Sobre esa base fáctica, el Tribunal abordó la cuestión central: si lo secuestrado podía considerarse “estupefaciente” en los términos del artículo 77 del Código Penal y la ley 23.737.

En su voto, el juez Ricardo Maidana advirtió que la interpretación del concepto exige precisión y límites claros. Señaló que la definición reclama “señalar límites y definir el concepto a fin de hacer posible una aplicación segura y calculable del Derecho Penal, sustrayéndolo de la irracionalidad, la arbitrariedad y la improvisación, para así evitar el peligro de que la decisión jurídica del caso se convierta en una ‘cuestión de lotería’”.

El Tribunal sostuvo que no puede prescindirse de la definición específica introducida por la Ley 27.669, que delimita qué partes de la planta son jurídicamente relevantes. En el caso, lo secuestrado —hojas y ramas sin flores— no se correspondía con esa descripción legal.

Principio de legalidad y atipicidad

Para los jueces, considerar estupefaciente al material incautado pese a los resultados de la pericia implicaría extender el alcance de la ley penal más allá de sus límites expresos, en tensión con el principio de legalidad.

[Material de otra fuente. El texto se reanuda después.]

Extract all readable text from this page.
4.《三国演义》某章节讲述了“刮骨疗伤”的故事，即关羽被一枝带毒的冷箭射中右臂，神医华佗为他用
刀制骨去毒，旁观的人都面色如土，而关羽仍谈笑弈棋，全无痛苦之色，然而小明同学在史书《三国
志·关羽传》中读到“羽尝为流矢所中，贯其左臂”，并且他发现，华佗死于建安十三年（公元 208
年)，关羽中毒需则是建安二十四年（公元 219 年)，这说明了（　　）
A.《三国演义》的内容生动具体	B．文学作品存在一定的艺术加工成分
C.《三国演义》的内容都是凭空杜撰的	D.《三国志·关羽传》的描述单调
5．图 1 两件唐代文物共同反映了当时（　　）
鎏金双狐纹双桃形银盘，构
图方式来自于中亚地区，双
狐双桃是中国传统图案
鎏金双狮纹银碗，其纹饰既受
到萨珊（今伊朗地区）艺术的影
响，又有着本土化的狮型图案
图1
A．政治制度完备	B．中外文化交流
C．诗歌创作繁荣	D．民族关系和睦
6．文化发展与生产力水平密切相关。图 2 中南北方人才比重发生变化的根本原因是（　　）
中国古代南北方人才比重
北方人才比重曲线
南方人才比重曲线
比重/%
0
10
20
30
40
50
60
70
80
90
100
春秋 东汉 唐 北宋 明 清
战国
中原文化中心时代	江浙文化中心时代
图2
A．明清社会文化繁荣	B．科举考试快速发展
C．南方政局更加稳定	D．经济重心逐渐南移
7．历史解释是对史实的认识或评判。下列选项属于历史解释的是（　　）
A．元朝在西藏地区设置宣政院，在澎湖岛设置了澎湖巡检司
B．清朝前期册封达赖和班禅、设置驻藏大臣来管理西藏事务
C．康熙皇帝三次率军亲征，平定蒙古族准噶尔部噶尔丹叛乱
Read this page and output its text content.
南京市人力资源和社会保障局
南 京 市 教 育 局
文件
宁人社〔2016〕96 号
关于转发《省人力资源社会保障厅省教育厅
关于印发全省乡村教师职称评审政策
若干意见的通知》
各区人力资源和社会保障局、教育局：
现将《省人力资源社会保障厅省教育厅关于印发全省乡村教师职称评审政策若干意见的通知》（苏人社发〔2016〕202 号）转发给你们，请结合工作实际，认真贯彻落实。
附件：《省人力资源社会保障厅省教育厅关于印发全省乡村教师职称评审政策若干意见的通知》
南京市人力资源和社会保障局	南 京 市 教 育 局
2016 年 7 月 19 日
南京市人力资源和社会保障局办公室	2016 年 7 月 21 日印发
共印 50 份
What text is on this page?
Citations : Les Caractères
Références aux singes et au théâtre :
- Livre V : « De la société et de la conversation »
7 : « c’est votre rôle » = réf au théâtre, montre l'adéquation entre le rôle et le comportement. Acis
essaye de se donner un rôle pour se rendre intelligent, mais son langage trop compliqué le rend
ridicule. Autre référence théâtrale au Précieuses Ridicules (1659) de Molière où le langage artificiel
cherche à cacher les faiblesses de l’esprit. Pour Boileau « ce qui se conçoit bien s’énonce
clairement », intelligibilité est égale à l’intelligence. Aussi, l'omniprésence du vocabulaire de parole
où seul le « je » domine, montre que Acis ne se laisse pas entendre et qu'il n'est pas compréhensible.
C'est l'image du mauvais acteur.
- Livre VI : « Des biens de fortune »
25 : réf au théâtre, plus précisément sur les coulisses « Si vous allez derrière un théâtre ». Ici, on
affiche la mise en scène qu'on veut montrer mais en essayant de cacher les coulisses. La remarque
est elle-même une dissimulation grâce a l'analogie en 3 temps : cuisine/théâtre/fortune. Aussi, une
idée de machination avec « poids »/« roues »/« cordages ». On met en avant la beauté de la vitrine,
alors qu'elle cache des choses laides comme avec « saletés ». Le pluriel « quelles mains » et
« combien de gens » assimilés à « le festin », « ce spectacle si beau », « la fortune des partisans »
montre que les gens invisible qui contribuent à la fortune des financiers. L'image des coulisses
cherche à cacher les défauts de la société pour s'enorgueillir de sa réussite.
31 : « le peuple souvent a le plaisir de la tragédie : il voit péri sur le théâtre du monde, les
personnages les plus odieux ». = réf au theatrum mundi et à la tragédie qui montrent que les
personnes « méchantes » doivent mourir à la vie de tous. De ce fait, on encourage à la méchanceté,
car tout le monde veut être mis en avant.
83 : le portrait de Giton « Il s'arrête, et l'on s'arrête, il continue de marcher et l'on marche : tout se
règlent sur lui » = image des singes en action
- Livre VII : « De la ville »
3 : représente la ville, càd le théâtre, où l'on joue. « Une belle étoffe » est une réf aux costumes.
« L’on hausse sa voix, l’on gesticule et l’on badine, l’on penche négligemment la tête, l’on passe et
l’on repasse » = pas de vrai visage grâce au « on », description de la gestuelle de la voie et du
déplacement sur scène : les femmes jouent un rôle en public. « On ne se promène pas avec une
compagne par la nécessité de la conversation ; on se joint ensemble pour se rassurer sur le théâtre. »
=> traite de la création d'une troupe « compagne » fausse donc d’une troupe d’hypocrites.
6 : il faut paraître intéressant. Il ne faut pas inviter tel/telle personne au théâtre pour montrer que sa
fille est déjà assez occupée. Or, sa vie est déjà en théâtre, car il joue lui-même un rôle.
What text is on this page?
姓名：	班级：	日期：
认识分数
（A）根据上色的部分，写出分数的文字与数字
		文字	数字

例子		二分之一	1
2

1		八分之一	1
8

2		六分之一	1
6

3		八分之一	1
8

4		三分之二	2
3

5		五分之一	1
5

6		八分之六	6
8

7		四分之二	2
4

Al no verificarse el elemento normativo esencial del tipo —la existencia de un estupefaciente en sentido legal— la conducta atribuida fue considerada atípica.

La decisión

La Sala I declaró admisible el recurso, casó la resolución de la Cámara que había anulado el sobreseimiento y confirmó la decisión que desvinculó definitivamente al imputado.

El fallo resalta la importancia de la prueba científica en los procesos por tenencia de estupefacientes y fija un criterio relevante: no cualquier material vegetal de cannabis, ni cualquier presencia de THC, basta para configurar delito si no se ajusta estrictamente a la definición legal vigente.